Context
Athina Ai powers a Customer Success copilot used by CSMs during renewals, escalations, and onboarding. The workflow summarizes account history, retrieves relevant product and support context, and drafts next-best actions and customer replies.
Constraints
- p95 end-to-end latency: 2,500ms per copilot turn
- Cost ceiling: $0.035/request and $18K/month at target volume
- Hallucination ceiling: <2% on high-stakes recommendations and customer-facing drafts
- Prompt-injection success rate from retrieved notes/docs: <0.5%
- Must not expose PII or data from accounts the CSM is not authorized to view
- The team needs a decision in 3 weeks on whether to expand rollout from 50 to 500 CSMs
Available Resources
- Athina Ai traces, prompts, evals, annotations, and experiment dashboards
- Historical CRM notes, support tickets, call transcripts, knowledge-base articles, and renewal outcomes
- A current workflow using a hosted LLM plus retrieval over internal customer context
- 20 CSMs and 5 managers available for rubric design and spot-labeling
- Access to a smaller cheaper model and a stronger slower model for comparison
Deliverables
- Define what “customer success” means for this workflow at three levels: model quality, user behavior, and business outcomes. Specify primary metrics and guardrails.

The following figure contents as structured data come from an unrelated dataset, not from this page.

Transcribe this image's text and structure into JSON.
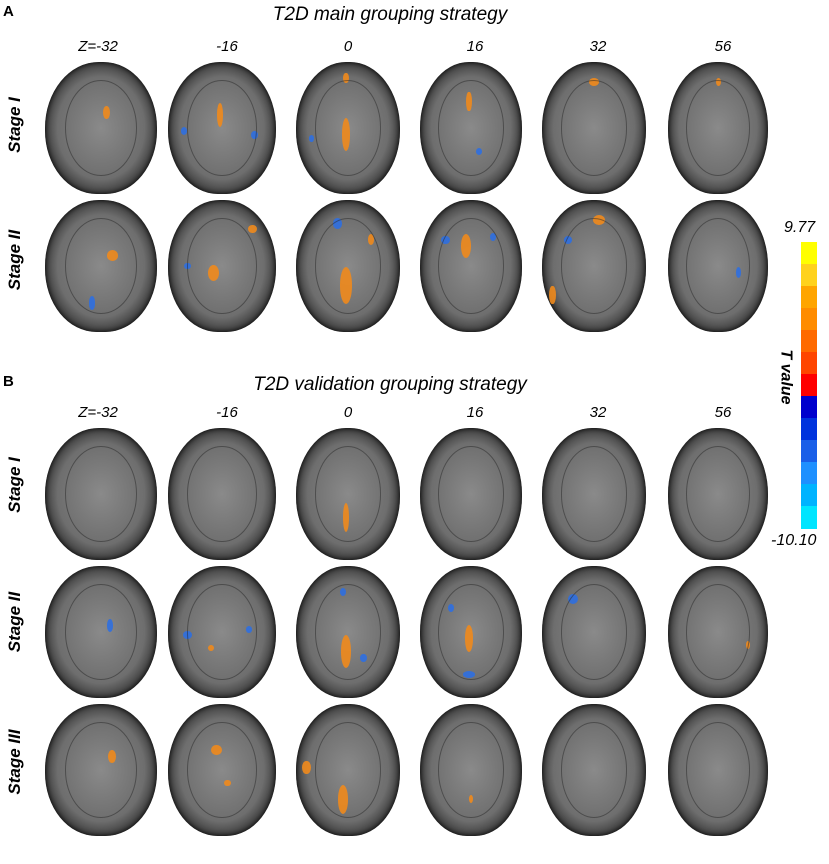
{
  "panels": [
    {
      "letter": "A",
      "title": "T2D main grouping strategy",
      "z_labels": [
        "Z=-32",
        "-16",
        "0",
        "16",
        "32",
        "56"
      ],
      "stages": [
        "Stage I",
        "Stage II"
      ]
    },
    {
      "letter": "B",
      "title": "T2D validation grouping strategy",
      "z_labels": [
        "Z=-32",
        "-16",
        "0",
        "16",
        "32",
        "56"
      ],
      "stages": [
        "Stage I",
        "Stage II",
        "Stage III"
      ]
    }
  ],
  "colorbar": {
    "max": "9.77",
    "min": "-10.10",
    "label": "T value",
    "colors": [
      "#ffff00",
      "#ffd21c",
      "#ffa500",
      "#ff8c00",
      "#ff6a00",
      "#ff4500",
      "#ff0000",
      "#0000cd",
      "#0033dd",
      "#1a5fe8",
      "#1e90ff",
      "#00b3ff",
      "#00e5ff"
    ]
  },
  "colors": {
    "positive": "#f08a1c",
    "negative": "#2f6fe0"
  }
}
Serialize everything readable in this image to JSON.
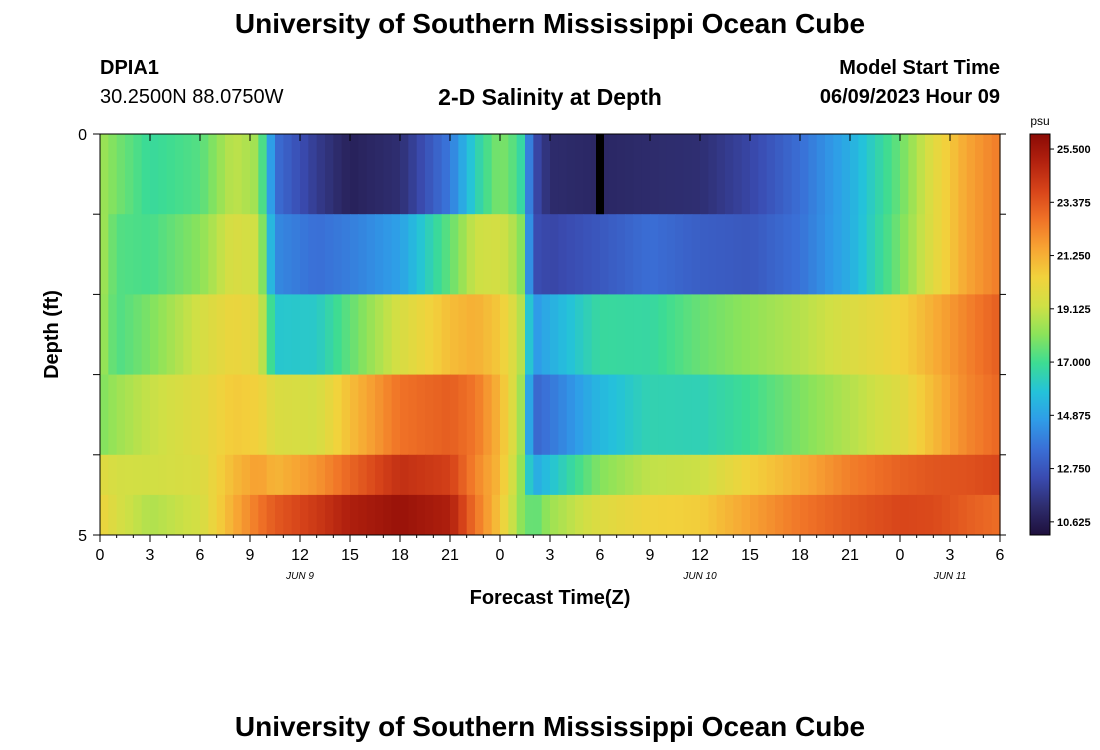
{
  "header": {
    "title": "University of Southern Mississippi Ocean Cube",
    "station": "DPIA1",
    "coordinates": "30.2500N  88.0750W",
    "subtitle": "2-D Salinity at Depth",
    "model_start_label": "Model Start Time",
    "model_start_value": "06/09/2023 Hour 09"
  },
  "footer": {
    "title": "University of Southern Mississippi Ocean Cube"
  },
  "chart_data": {
    "type": "heatmap",
    "title": "2-D Salinity at Depth",
    "xlabel": "Forecast Time(Z)",
    "ylabel": "Depth (ft)",
    "x_tick_labels": [
      "0",
      "3",
      "6",
      "9",
      "12",
      "15",
      "18",
      "21",
      "0",
      "3",
      "6",
      "9",
      "12",
      "15",
      "18",
      "21",
      "0",
      "3",
      "6"
    ],
    "x_range_hours": [
      0,
      54
    ],
    "date_labels": [
      {
        "text": "JUN 9",
        "hour": 12
      },
      {
        "text": "JUN 10",
        "hour": 36
      },
      {
        "text": "JUN 11",
        "hour": 51
      }
    ],
    "y_tick_labels": [
      "0",
      "5"
    ],
    "ylim": [
      0,
      5
    ],
    "depth_levels_ft": [
      0,
      1,
      2,
      3,
      4,
      5
    ],
    "colorbar": {
      "unit": "psu",
      "min": 10.1,
      "max": 26.1,
      "tick_labels": [
        "25.500",
        "23.375",
        "21.250",
        "19.125",
        "17.000",
        "14.875",
        "12.750",
        "10.625"
      ],
      "tick_values": [
        25.5,
        23.375,
        21.25,
        19.125,
        17.0,
        14.875,
        12.75,
        10.625
      ],
      "colormap": [
        "#1e0f3c",
        "#2e2d6e",
        "#3a4bb0",
        "#3a6fd6",
        "#2f9ce8",
        "#24c2da",
        "#3ddc93",
        "#8be35a",
        "#cfe045",
        "#f2d23c",
        "#f7a533",
        "#f07327",
        "#d8451a",
        "#b3220f",
        "#8b0a05"
      ]
    },
    "time_keyframes_hours": [
      0,
      1,
      3,
      6,
      8,
      9.5,
      10.5,
      13,
      15,
      18,
      21,
      22.5,
      24,
      25.2,
      26,
      27,
      30,
      33,
      36,
      39,
      42,
      45,
      48,
      50,
      52,
      54
    ],
    "rows": [
      {
        "depth_ft": "0-1",
        "salinity_psu": [
          18.5,
          17.8,
          16.8,
          17.3,
          19.0,
          18.4,
          13.5,
          11.8,
          10.8,
          11.3,
          13.8,
          16.3,
          18.0,
          17.0,
          12.5,
          11.2,
          11.0,
          11.2,
          11.3,
          12.2,
          13.5,
          15.2,
          17.6,
          19.8,
          21.5,
          22.5
        ]
      },
      {
        "depth_ft": "1-2",
        "salinity_psu": [
          18.7,
          17.3,
          17.1,
          18.1,
          19.6,
          19.2,
          14.2,
          13.5,
          13.9,
          14.8,
          17.5,
          19.2,
          19.4,
          18.4,
          12.5,
          12.2,
          12.8,
          13.5,
          13.0,
          12.8,
          13.6,
          15.2,
          17.8,
          19.8,
          21.5,
          22.5
        ]
      },
      {
        "depth_ft": "2-3",
        "salinity_psu": [
          18.6,
          17.2,
          17.9,
          19.4,
          20.2,
          19.8,
          16.0,
          16.1,
          17.5,
          19.5,
          20.9,
          21.3,
          20.6,
          19.1,
          14.5,
          15.2,
          16.8,
          16.7,
          17.6,
          18.2,
          18.8,
          19.6,
          20.3,
          21.3,
          22.3,
          23.2
        ]
      },
      {
        "depth_ft": "3-4",
        "salinity_psu": [
          17.9,
          18.4,
          19.1,
          19.8,
          20.6,
          20.4,
          19.6,
          19.4,
          20.9,
          22.7,
          23.2,
          22.6,
          21.1,
          18.8,
          13.2,
          13.7,
          15.5,
          16.5,
          16.4,
          17.0,
          17.9,
          18.8,
          19.7,
          21.0,
          22.2,
          23.0
        ]
      },
      {
        "depth_ft": "4-5",
        "salinity_psu": [
          19.8,
          19.4,
          19.3,
          19.6,
          21.0,
          21.7,
          21.1,
          21.9,
          23.0,
          24.5,
          24.0,
          22.3,
          21.0,
          18.4,
          15.0,
          15.8,
          18.0,
          19.0,
          19.2,
          20.4,
          21.3,
          22.4,
          23.1,
          23.4,
          23.5,
          23.8
        ]
      },
      {
        "depth_ft": "5",
        "salinity_psu": [
          20.3,
          19.5,
          18.7,
          19.4,
          21.3,
          22.6,
          23.3,
          24.2,
          25.1,
          25.7,
          25.1,
          22.7,
          20.7,
          18.2,
          17.3,
          18.4,
          19.7,
          20.3,
          20.5,
          21.6,
          22.6,
          23.3,
          23.8,
          23.7,
          23.2,
          22.8
        ]
      }
    ]
  }
}
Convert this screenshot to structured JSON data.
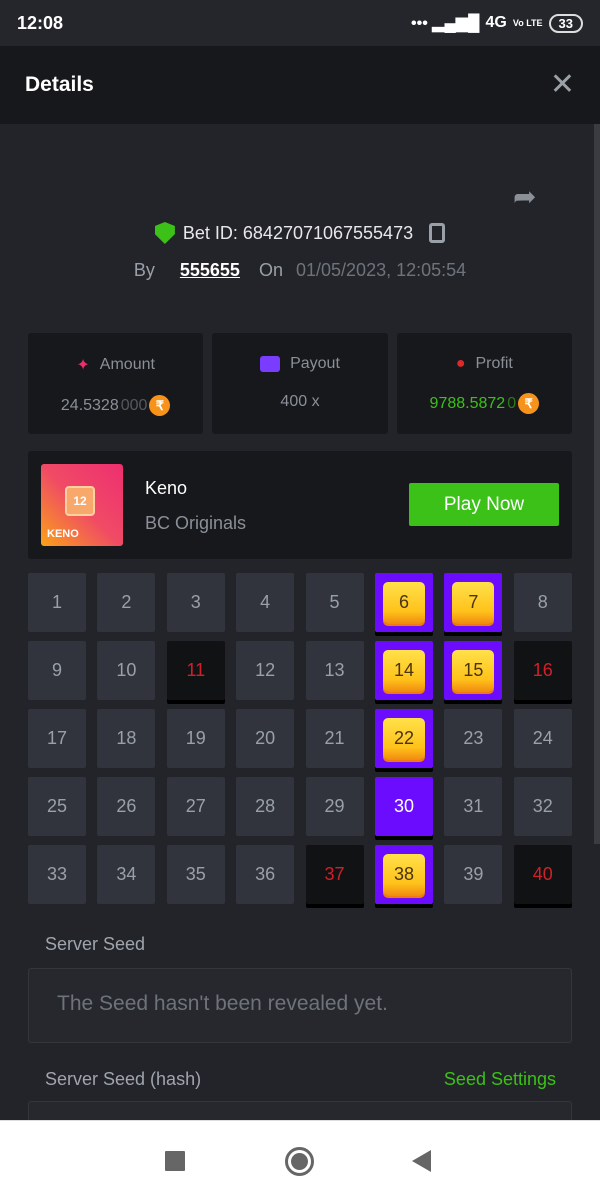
{
  "status_bar": {
    "time": "12:08",
    "network": "4G",
    "volte": "Vo LTE",
    "battery": "33"
  },
  "header": {
    "title": "Details",
    "close_icon": "close-icon"
  },
  "bet": {
    "id_label": "Bet ID: 68427071067555473",
    "by_label": "By",
    "user": "555655",
    "on_label": "On",
    "date": "01/05/2023, 12:05:54"
  },
  "stats": {
    "amount": {
      "label": "Amount",
      "value_main": "24.5328",
      "value_trail": "000",
      "currency": "₹"
    },
    "payout": {
      "label": "Payout",
      "value": "400 x"
    },
    "profit": {
      "label": "Profit",
      "value_main": "9788.5872",
      "value_trail": "0",
      "currency": "₹"
    }
  },
  "game": {
    "name": "Keno",
    "provider": "BC Originals",
    "play_label": "Play Now",
    "thumb_number": "12",
    "thumb_text": "KENO"
  },
  "colors": {
    "accent_green": "#3bc117",
    "selected_purple": "#6b0cff",
    "miss_red": "#d0202a"
  },
  "board": {
    "cells": [
      {
        "n": "1",
        "s": "n"
      },
      {
        "n": "2",
        "s": "n"
      },
      {
        "n": "3",
        "s": "n"
      },
      {
        "n": "4",
        "s": "n"
      },
      {
        "n": "5",
        "s": "n"
      },
      {
        "n": "6",
        "s": "hit"
      },
      {
        "n": "7",
        "s": "hit"
      },
      {
        "n": "8",
        "s": "n"
      },
      {
        "n": "9",
        "s": "n"
      },
      {
        "n": "10",
        "s": "n"
      },
      {
        "n": "11",
        "s": "miss"
      },
      {
        "n": "12",
        "s": "n"
      },
      {
        "n": "13",
        "s": "n"
      },
      {
        "n": "14",
        "s": "hit"
      },
      {
        "n": "15",
        "s": "hit"
      },
      {
        "n": "16",
        "s": "miss"
      },
      {
        "n": "17",
        "s": "n"
      },
      {
        "n": "18",
        "s": "n"
      },
      {
        "n": "19",
        "s": "n"
      },
      {
        "n": "20",
        "s": "n"
      },
      {
        "n": "21",
        "s": "n"
      },
      {
        "n": "22",
        "s": "hit"
      },
      {
        "n": "23",
        "s": "n"
      },
      {
        "n": "24",
        "s": "n"
      },
      {
        "n": "25",
        "s": "n"
      },
      {
        "n": "26",
        "s": "n"
      },
      {
        "n": "27",
        "s": "n"
      },
      {
        "n": "28",
        "s": "n"
      },
      {
        "n": "29",
        "s": "n"
      },
      {
        "n": "30",
        "s": "sel"
      },
      {
        "n": "31",
        "s": "n"
      },
      {
        "n": "32",
        "s": "n"
      },
      {
        "n": "33",
        "s": "n"
      },
      {
        "n": "34",
        "s": "n"
      },
      {
        "n": "35",
        "s": "n"
      },
      {
        "n": "36",
        "s": "n"
      },
      {
        "n": "37",
        "s": "miss"
      },
      {
        "n": "38",
        "s": "hit"
      },
      {
        "n": "39",
        "s": "n"
      },
      {
        "n": "40",
        "s": "miss"
      }
    ]
  },
  "seeds": {
    "server_seed_label": "Server Seed",
    "server_seed_placeholder": "The Seed hasn't been revealed yet.",
    "hash_label": "Server Seed (hash)",
    "seed_settings_label": "Seed Settings"
  }
}
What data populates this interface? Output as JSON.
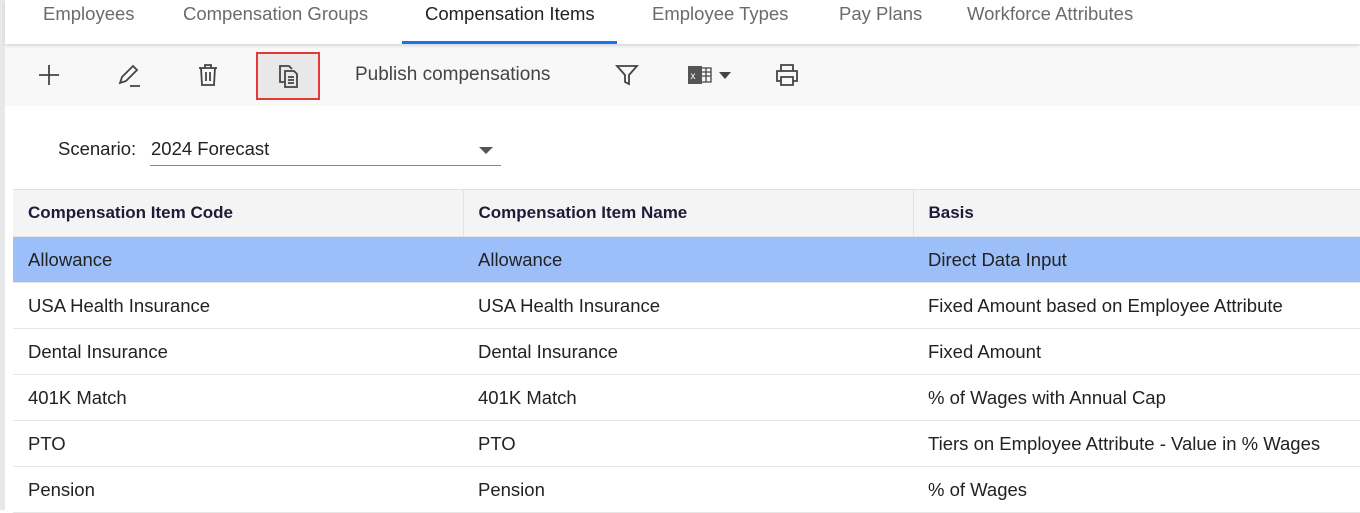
{
  "tabs": [
    {
      "label": "Employees",
      "active": false
    },
    {
      "label": "Compensation Groups",
      "active": false
    },
    {
      "label": "Compensation Items",
      "active": true
    },
    {
      "label": "Employee Types",
      "active": false
    },
    {
      "label": "Pay Plans",
      "active": false
    },
    {
      "label": "Workforce Attributes",
      "active": false
    }
  ],
  "toolbar": {
    "icons": [
      "plus-icon",
      "pencil-icon",
      "trash-icon",
      "copy-document-icon",
      "filter-icon",
      "excel-icon",
      "printer-icon"
    ],
    "publish_label": "Publish compensations",
    "highlight_color": "#e53935"
  },
  "scenario": {
    "label": "Scenario:",
    "value": "2024 Forecast"
  },
  "table": {
    "columns": [
      "Compensation Item Code",
      "Compensation Item Name",
      "Basis"
    ],
    "rows": [
      [
        "Allowance",
        "Allowance",
        "Direct Data Input"
      ],
      [
        "USA Health Insurance",
        "USA Health Insurance",
        "Fixed Amount based on Employee Attribute"
      ],
      [
        "Dental Insurance",
        "Dental Insurance",
        "Fixed Amount"
      ],
      [
        "401K Match",
        "401K Match",
        "% of Wages with Annual Cap"
      ],
      [
        "PTO",
        "PTO",
        "Tiers on Employee Attribute - Value in % Wages"
      ],
      [
        "Pension",
        "Pension",
        "% of Wages"
      ]
    ],
    "selected_row": 0,
    "selected_color": "#9dbff9"
  }
}
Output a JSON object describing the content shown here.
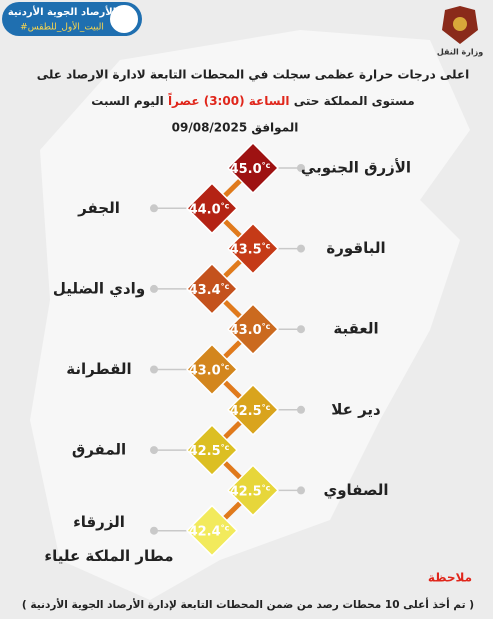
{
  "header": {
    "logo_title": "الأرصاد الجوية الأردنية",
    "logo_tag": "#البيت_الأول_للطقس",
    "emblem_caption": "وزارة النقل"
  },
  "title": {
    "line1": "اعلى درجات حرارة عظمى سجلت في المحطات التابعة لادارة الارصاد على",
    "line2_before": "مستوى المملكة حتى",
    "line2_highlight": "الساعة (3:00) عصراً",
    "line2_after": "اليوم السبت",
    "date": "الموافق 09/08/2025"
  },
  "unit": "°c",
  "stations": [
    {
      "names": [
        "الأزرق الجنوبي"
      ],
      "value": "45.0"
    },
    {
      "names": [
        "الجفر"
      ],
      "value": "44.0"
    },
    {
      "names": [
        "الباقورة"
      ],
      "value": "43.5"
    },
    {
      "names": [
        "وادي الضليل"
      ],
      "value": "43.4"
    },
    {
      "names": [
        "العقبة"
      ],
      "value": "43.0"
    },
    {
      "names": [
        "القطرانة"
      ],
      "value": "43.0"
    },
    {
      "names": [
        "دير علا"
      ],
      "value": "42.5"
    },
    {
      "names": [
        "المفرق"
      ],
      "value": "42.5"
    },
    {
      "names": [
        "الصفاوي"
      ],
      "value": "42.5"
    },
    {
      "names": [
        "الزرقاء",
        "مطار الملكة علياء"
      ],
      "value": "42.4"
    }
  ],
  "note": {
    "title": "ملاحظة",
    "text": "( تم أخذ أعلى 10 محطات رصد من ضمن المحطات التابعة لإدارة الأرصاد الجوية الأردنية )"
  }
}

- Design an offline evaluation plan first, including a golden set, LLM-as-judge or human review rubric, hallucination measurement, prompt-injection testing, and segmentation by use case (renewal, onboarding, escalation).
- Propose the online evaluation / rollout plan in Athina Ai: experiment design, success criteria, guardrails, and how you would attribute improvements to the workflow rather than seasonality or rep skill.
- Recommend any architecture or prompt changes only after the eval plan, including how retrieval, citations, or structured outputs should change to improve trust.
- Estimate cost/latency tradeoffs for your proposed setup and explain what you would ship, monitor, and revisit after launch.